Does that answer your question?

“you want to use a GP noise model and simultaneously fit a model to the data”

Yep, that’s exactly it! I’m surprised it’s not a more common problem, actually. I have to explain my data using a parametric model – in my case, particle coordinates (each produces a spherical signal). But my data, like the what you describe in your post, has locally correlated errors due to instrumentation and processing. The way we consider data error is critical in evaluating model likelihood: assuming all data points are totally independent gives a much higher “data weight” than if there is some correlation. The way I think about it, when there’s more data covariance, it’s like you have a smaller data set with fewer points to satisfy. If that makes any sense!

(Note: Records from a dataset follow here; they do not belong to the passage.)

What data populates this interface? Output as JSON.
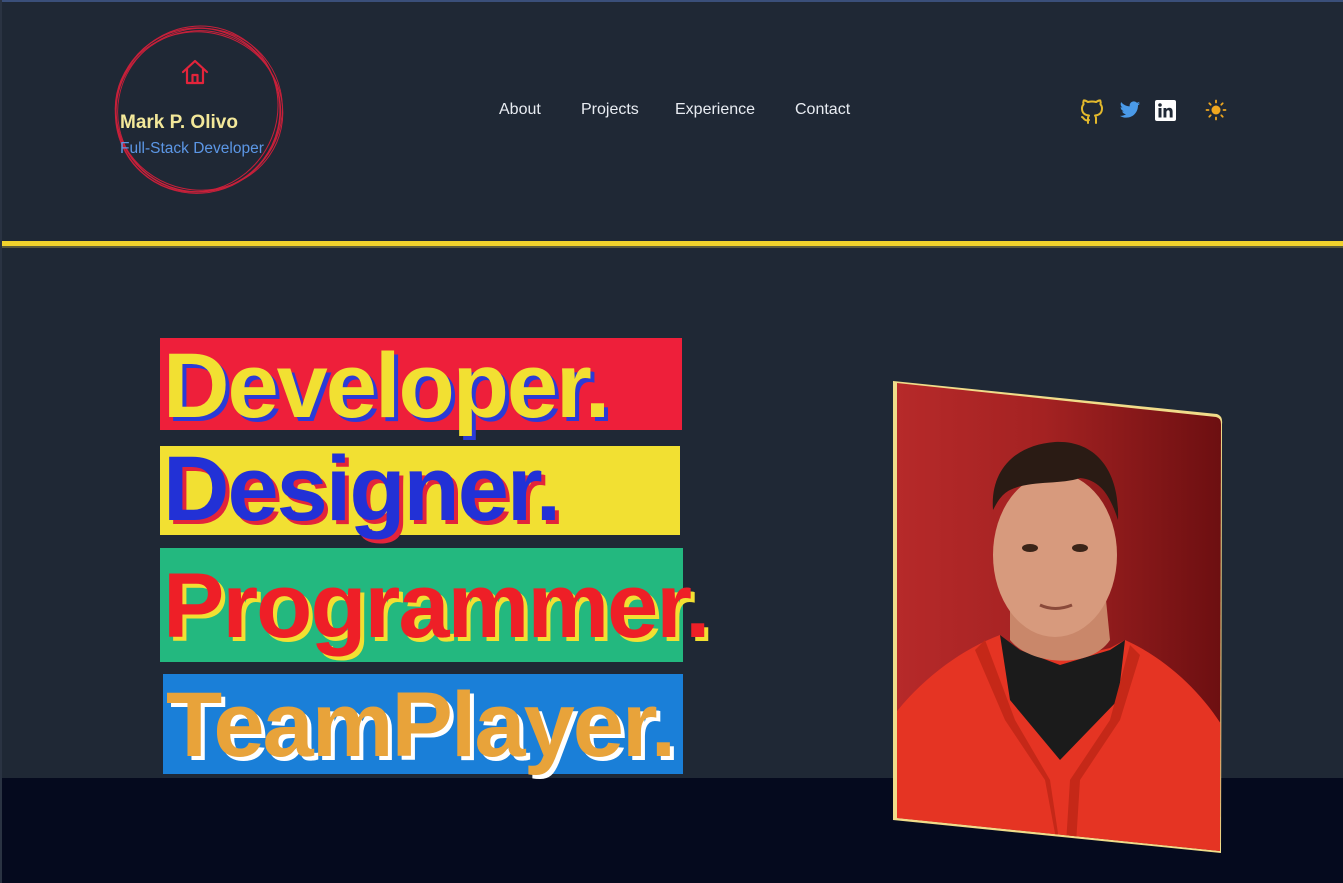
{
  "brand": {
    "name": "Mark P. Olivo",
    "role": "Full-Stack Developer",
    "icon": "home-icon"
  },
  "nav": {
    "items": [
      {
        "label": "About"
      },
      {
        "label": "Projects"
      },
      {
        "label": "Experience"
      },
      {
        "label": "Contact"
      }
    ]
  },
  "social": {
    "icons": [
      "github-icon",
      "twitter-icon",
      "linkedin-icon",
      "sun-icon"
    ]
  },
  "hero": {
    "words": [
      {
        "text": "Developer.",
        "text_color": "#f2e032",
        "shadow_color": "#2a3bd6",
        "bg_color": "#ee1f3a"
      },
      {
        "text": "Designer.",
        "text_color": "#2231d6",
        "shadow_color": "#e3243b",
        "bg_color": "#f2e032"
      },
      {
        "text": "Programmer.",
        "text_color": "#ee1f27",
        "shadow_color": "#f2e032",
        "bg_color": "#23b87f"
      },
      {
        "text": "TeamPlayer.",
        "text_color": "#e8a33a",
        "shadow_color": "#ffffff",
        "bg_color": "#1a7fd8"
      }
    ],
    "photo_alt": "profile-photo"
  },
  "colors": {
    "background": "#1f2835",
    "accent_yellow": "#f1d22c",
    "brand_name": "#f3e89a",
    "brand_role": "#5c97e6",
    "logo_ring": "#c8203a",
    "bottom_band": "#050a1e"
  }
}
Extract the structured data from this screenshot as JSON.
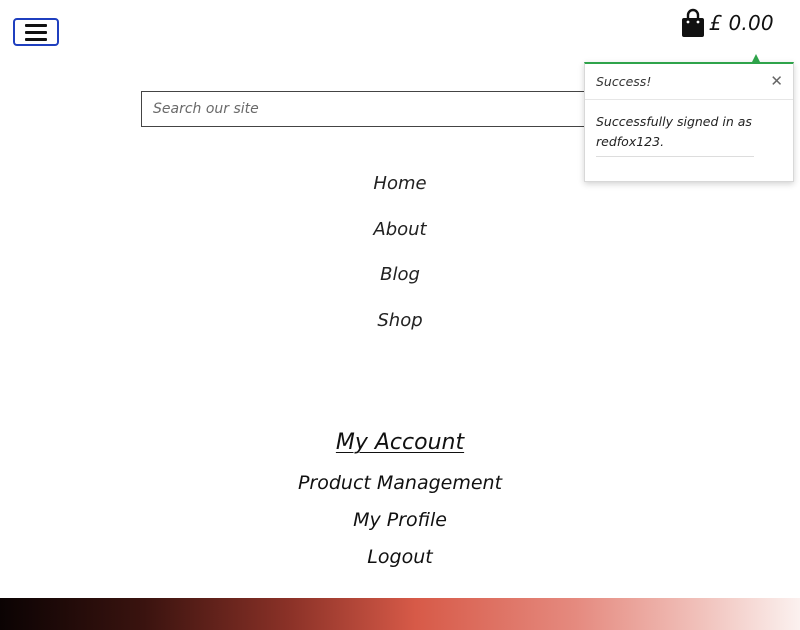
{
  "header": {
    "menu_toggle_icon": "hamburger-icon",
    "bag_icon": "shopping-bag-icon",
    "bag_total": "£ 0.00"
  },
  "search": {
    "placeholder": "Search our site",
    "value": ""
  },
  "main_nav": {
    "items": [
      {
        "label": "Home"
      },
      {
        "label": "About"
      },
      {
        "label": "Blog"
      },
      {
        "label": "Shop"
      }
    ]
  },
  "account_nav": {
    "title": "My Account",
    "items": [
      {
        "label": "Product Management"
      },
      {
        "label": "My Profile"
      },
      {
        "label": "Logout"
      }
    ]
  },
  "toast": {
    "title": "Success!",
    "message": "Successfully signed in as redfox123.",
    "close_icon": "close-icon"
  },
  "colors": {
    "menu_toggle_border": "#1f3fbf",
    "toast_accent": "#2ea34a",
    "footer_gradient_start": "#0b0303",
    "footer_gradient_mid": "#d75a48",
    "footer_gradient_end": "#fbf1ef"
  }
}
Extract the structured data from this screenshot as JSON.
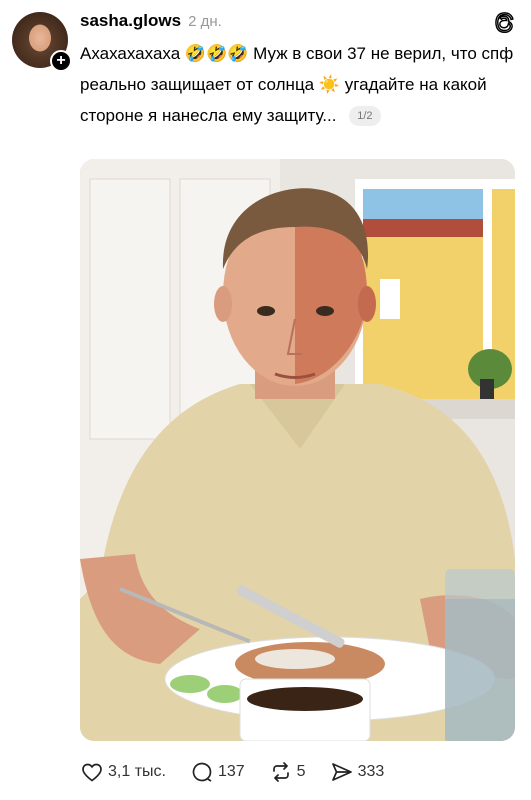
{
  "post": {
    "username": "sasha.glows",
    "time": "2 дн.",
    "text_part1": "Ахахахахаха",
    "emoji_laugh": "🤣🤣🤣",
    "text_part2": "Муж в свои 37 не верил, что спф реально защищает от солнца",
    "emoji_sun": "☀️",
    "text_part3": "угадайте на какой стороне я нанесла ему защиту...",
    "image_counter": "1/2"
  },
  "actions": {
    "likes": "3,1 тыс.",
    "comments": "137",
    "reposts": "5",
    "shares": "333"
  },
  "icons": {
    "avatar_badge": "plus-icon",
    "app_logo": "threads-logo-icon",
    "like": "heart-icon",
    "comment": "comment-icon",
    "repost": "repost-icon",
    "share": "send-icon"
  }
}
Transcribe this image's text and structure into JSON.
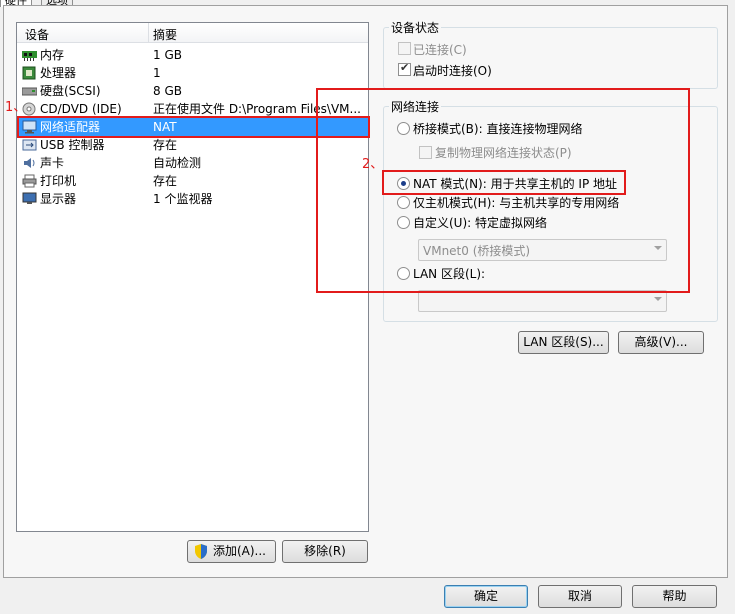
{
  "tabs": [
    "硬件",
    "选项"
  ],
  "device_list": {
    "col_device": "设备",
    "col_summary": "摘要",
    "rows": [
      {
        "name": "内存",
        "summary": "1 GB",
        "icon": "memory-icon"
      },
      {
        "name": "处理器",
        "summary": "1",
        "icon": "cpu-icon"
      },
      {
        "name": "硬盘(SCSI)",
        "summary": "8 GB",
        "icon": "harddisk-icon"
      },
      {
        "name": "CD/DVD (IDE)",
        "summary": "正在使用文件 D:\\Program Files\\VM...",
        "icon": "cdrom-icon"
      },
      {
        "name": "网络适配器",
        "summary": "NAT",
        "icon": "network-adapter-icon",
        "selected": true
      },
      {
        "name": "USB 控制器",
        "summary": "存在",
        "icon": "usb-icon"
      },
      {
        "name": "声卡",
        "summary": "自动检测",
        "icon": "sound-card-icon"
      },
      {
        "name": "打印机",
        "summary": "存在",
        "icon": "printer-icon"
      },
      {
        "name": "显示器",
        "summary": "1 个监视器",
        "icon": "monitor-icon"
      }
    ]
  },
  "buttons": {
    "add": "添加(A)...",
    "remove": "移除(R)",
    "lan_segments": "LAN 区段(S)...",
    "advanced": "高级(V)...",
    "ok": "确定",
    "cancel": "取消",
    "help": "帮助"
  },
  "device_status": {
    "title": "设备状态",
    "connected": {
      "label": "已连接(C)",
      "checked": false,
      "enabled": false
    },
    "connect_at_power_on": {
      "label": "启动时连接(O)",
      "checked": true,
      "enabled": true
    }
  },
  "network_connection": {
    "title": "网络连接",
    "bridged": "桥接模式(B): 直接连接物理网络",
    "replicate": "复制物理网络连接状态(P)",
    "nat": "NAT 模式(N): 用于共享主机的 IP 地址",
    "host_only": "仅主机模式(H): 与主机共享的专用网络",
    "custom": "自定义(U): 特定虚拟网络",
    "custom_select": "VMnet0 (桥接模式)",
    "lan_segment": "LAN 区段(L):",
    "lan_select": "",
    "selected": "nat"
  },
  "annotations": {
    "one": "1、",
    "two": "2、"
  },
  "colors": {
    "selection": "#3399ff",
    "annotation": "#e21b1b"
  }
}
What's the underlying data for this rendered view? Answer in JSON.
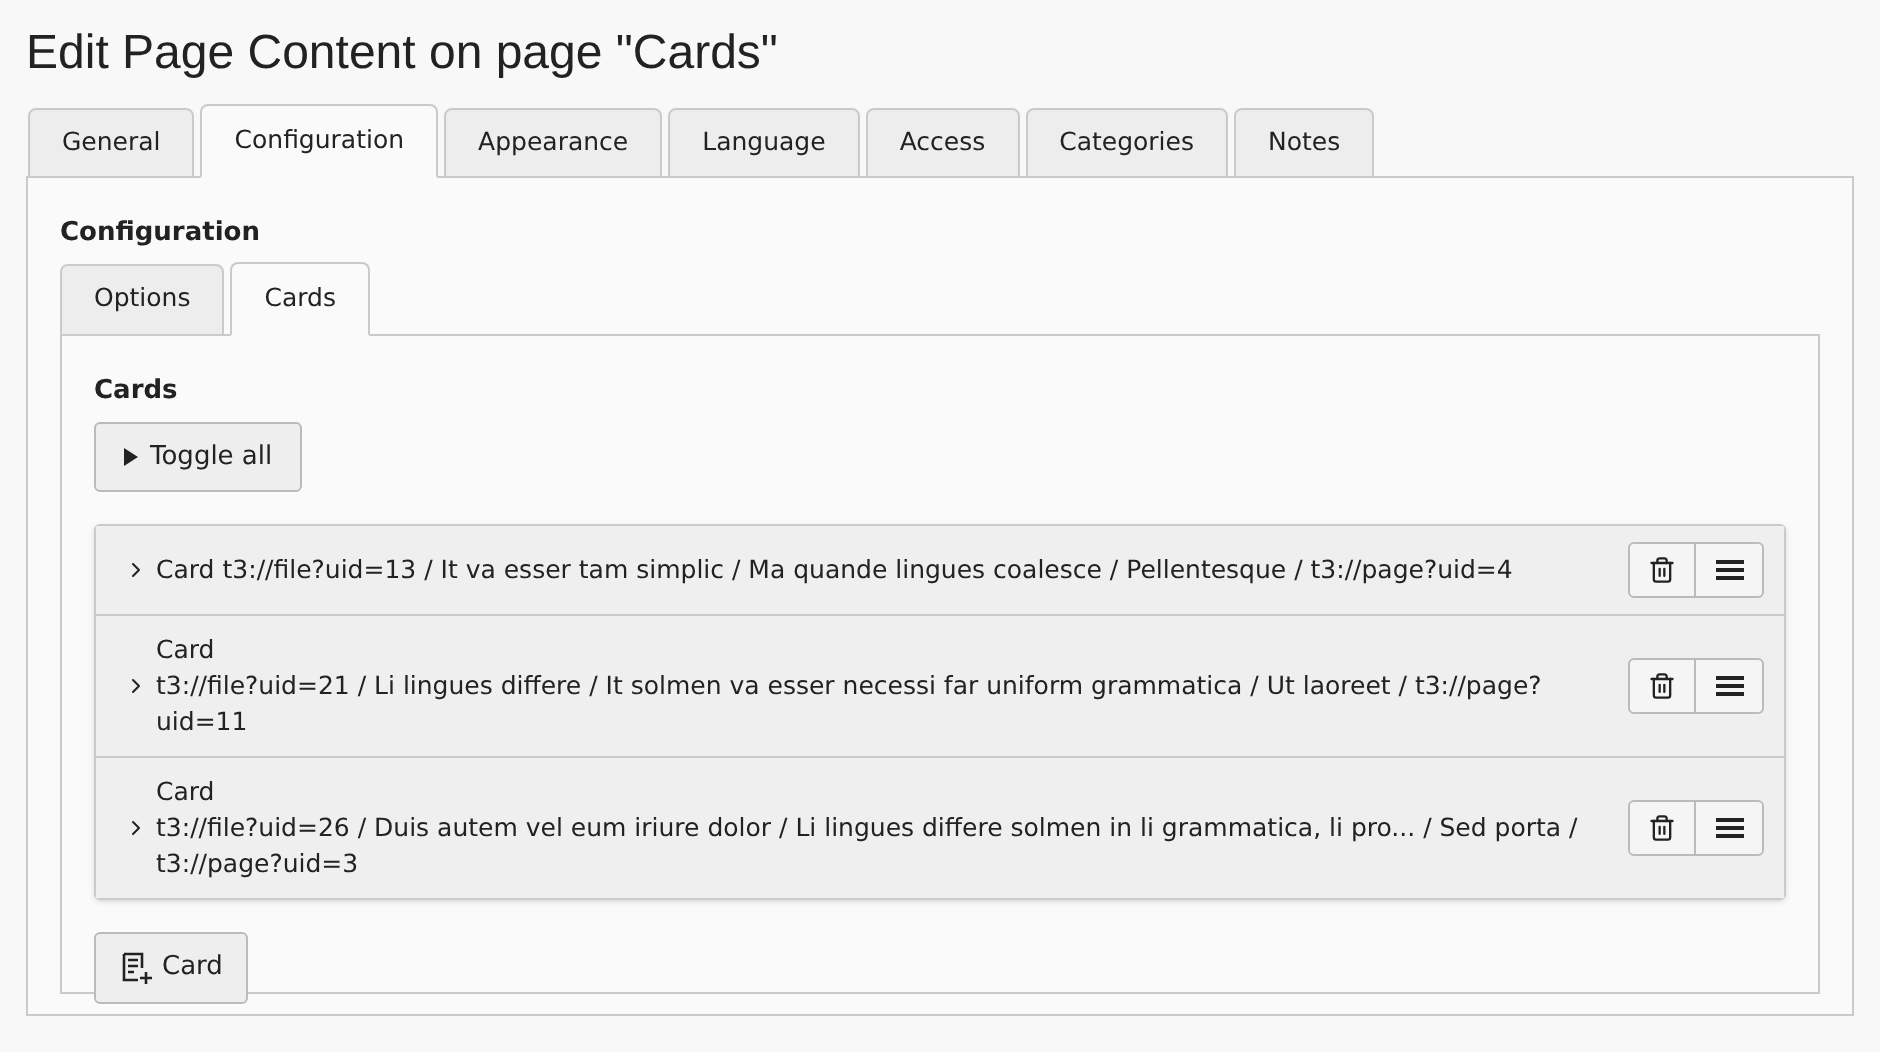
{
  "title": "Edit Page Content on page \"Cards\"",
  "tabs": [
    {
      "label": "General",
      "selected": false
    },
    {
      "label": "Configuration",
      "selected": true
    },
    {
      "label": "Appearance",
      "selected": false
    },
    {
      "label": "Language",
      "selected": false
    },
    {
      "label": "Access",
      "selected": false
    },
    {
      "label": "Categories",
      "selected": false
    },
    {
      "label": "Notes",
      "selected": false
    }
  ],
  "section_title": "Configuration",
  "subtabs": [
    {
      "label": "Options",
      "selected": false
    },
    {
      "label": "Cards",
      "selected": true
    }
  ],
  "field_label": "Cards",
  "toggle_button": "Toggle all",
  "cards": [
    {
      "label": "Card",
      "summary": "t3://file?uid=13 / It va esser tam simplic / Ma quande lingues coalesce / Pellentesque / t3://page?uid=4",
      "expanded": false
    },
    {
      "label": "Card",
      "summary": "t3://file?uid=21 / Li lingues differe / It solmen va esser necessi far uniform grammatica / Ut laoreet / t3://page?uid=11",
      "expanded": false
    },
    {
      "label": "Card",
      "summary": "t3://file?uid=26 / Duis autem vel eum iriure dolor / Li lingues differe solmen in li grammatica, li pro... / Sed porta / t3://page?uid=3",
      "expanded": false
    }
  ],
  "add_button": "Card"
}
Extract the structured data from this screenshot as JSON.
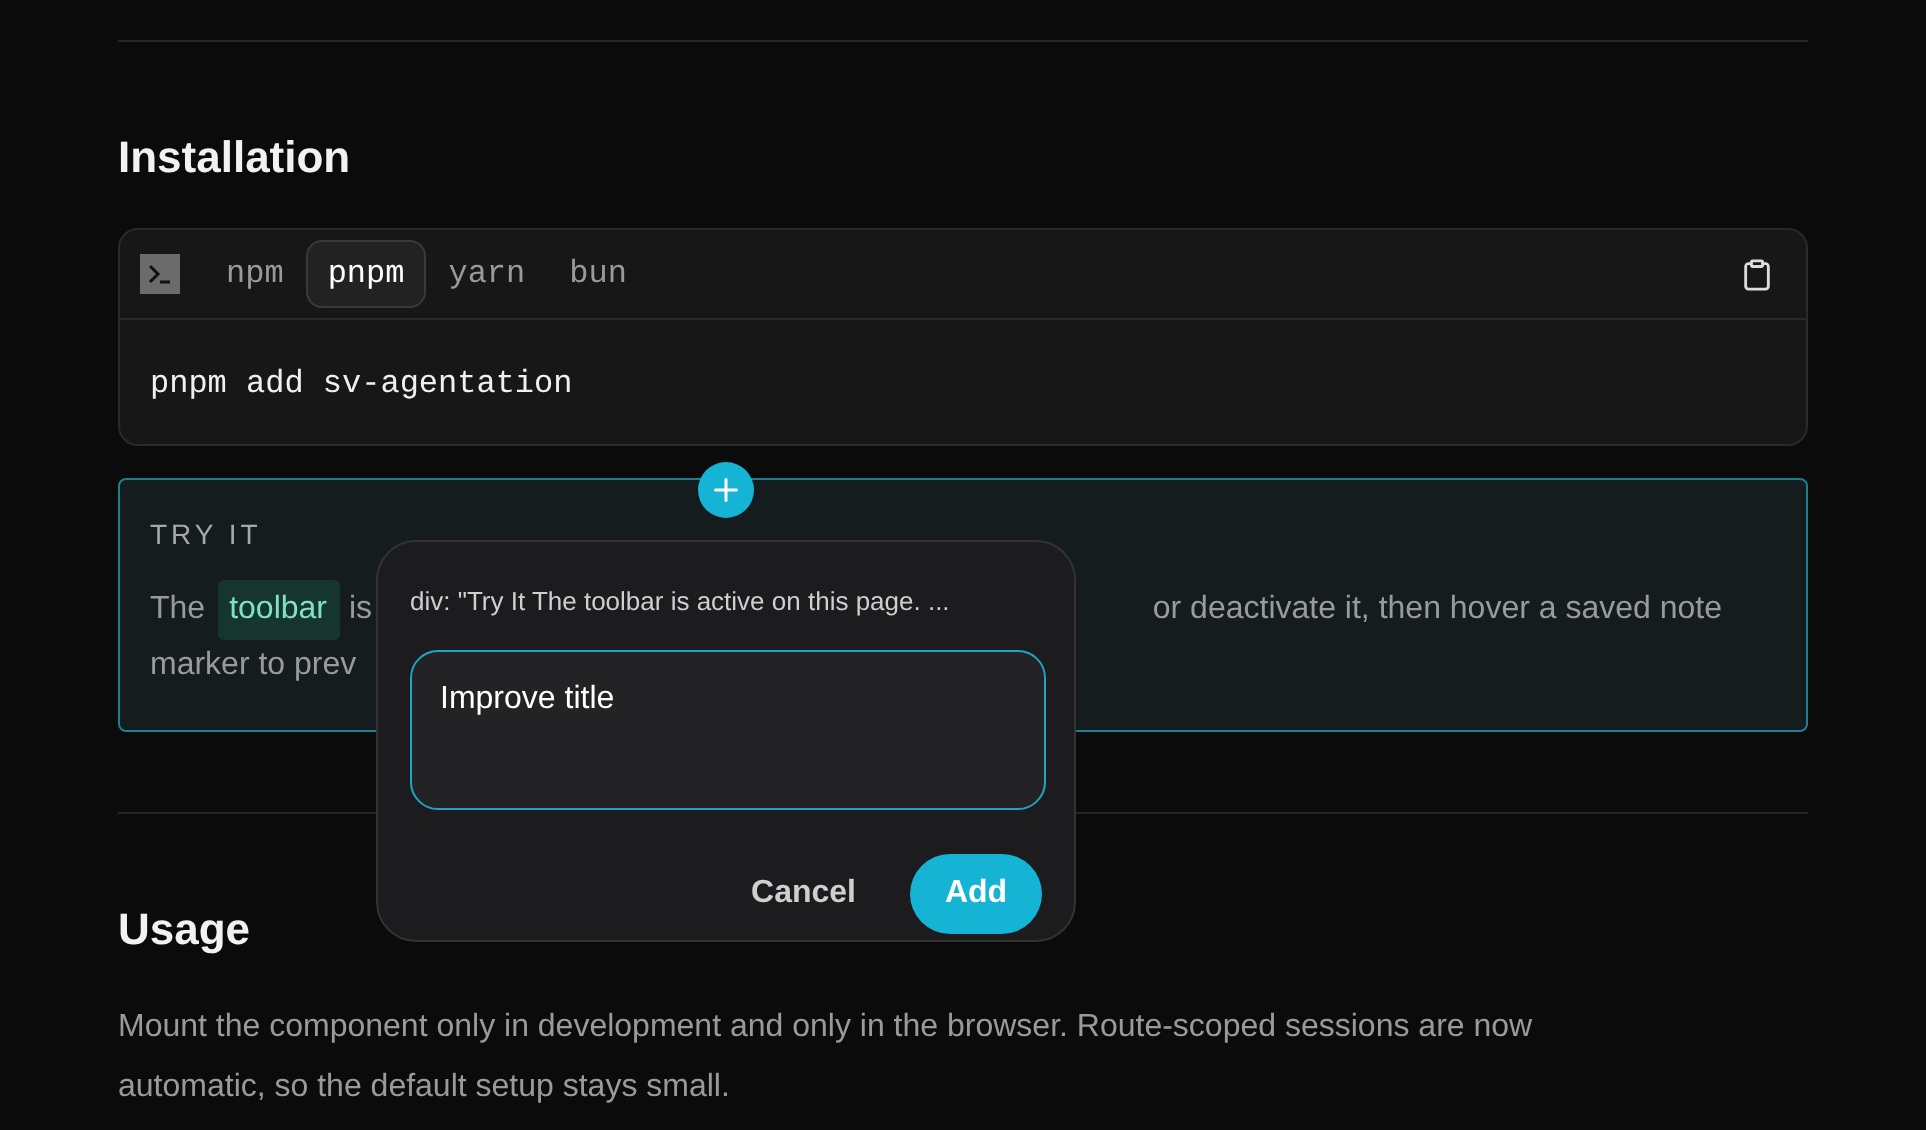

Your suggestion of fitting a GP to the residuals is very compelling. Say I do the fit, and in the process I estimate residual covariance. I suppose I could use it to evaluate the model likelihood by using it as the covariance function of a multivariate normal, or:

L = Normal(residual vector | 0, GP_covar).

That would involve inverting a huge matrix (the data can have millions of voxels) but it’s a promising idea. Assuming I understand your suggestion correctly! Thanks for your help.

Okay cool. I think we’re on the same page.

It does involve doing costly operations on a huge matrix, and that’s usually the biggest computational part of using a GP method like this! You can make some assumptions sometimes that may be physically warranted in this case to speed up the computation. Maybe each data point is correlated with points very close to it, but is (very nearly) uncorrelated with points far away. In that case you could assume the well-off-diagonal elements in your covariance matrix are zero, and you have a banded matrix, which is relatively more efficient to solve. More generally, if you can make an argument that any points aren’t covariant with specific other points, you can make those covariance terms exactly zero and find yourself dealing with a sparse matrix (one that’s mostly zeros) which is much more efficient.

If you do have some covariance between each point and *every* other point, then you’re probably just going to have to suck it up and do slow matrix operations. It’s a bummer, but it’s the price of modeling things correctly!